Quote "What else can you tell us about - Identifying period trail foods and preservation techniques
I think this is a very interesting subject and I am sure others will also.
Kathleen"
Our research covers 18th century settlers and the woodland Indians in the new world 1680-1760. As with many ordinary chores back then it is rarely written about or recorded. Just like fire lighting, we know they used flint and steel, but do you know how they used it. Fire lighting of course is very much connected to cooking and preserving. You may read that the Indians carried corn on the trail, but in what state was the corn? Parched corn is often mentioned, but there are a variety of ideas floating about in regard to what parched corn actually is. Have you tried eating dried corn?!

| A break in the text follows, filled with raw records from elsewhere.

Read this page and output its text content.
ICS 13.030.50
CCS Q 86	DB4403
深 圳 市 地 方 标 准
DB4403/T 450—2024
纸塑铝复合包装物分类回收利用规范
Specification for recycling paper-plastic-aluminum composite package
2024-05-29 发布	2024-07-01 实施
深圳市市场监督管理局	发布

Popped corn was also carried, and dried meat, jerky. The jerky sold these days in shops is not the jerky of 300 years ago. I dry pumpkin for trail food, and am drying more for our use at home. But the research goes on, there is always more to learn. Fire lighting, foods, preserving methods, how dried foods were dried, making the equipment/tools required and trying them out, this is called experimental archaeology. Many of the skills have been lost, knowledge has been lost. Methods that worked 300 years ago will still work now, so it is important to us from a self-sufficient and self-reliant point of view as well as living history and possibly survival in the future.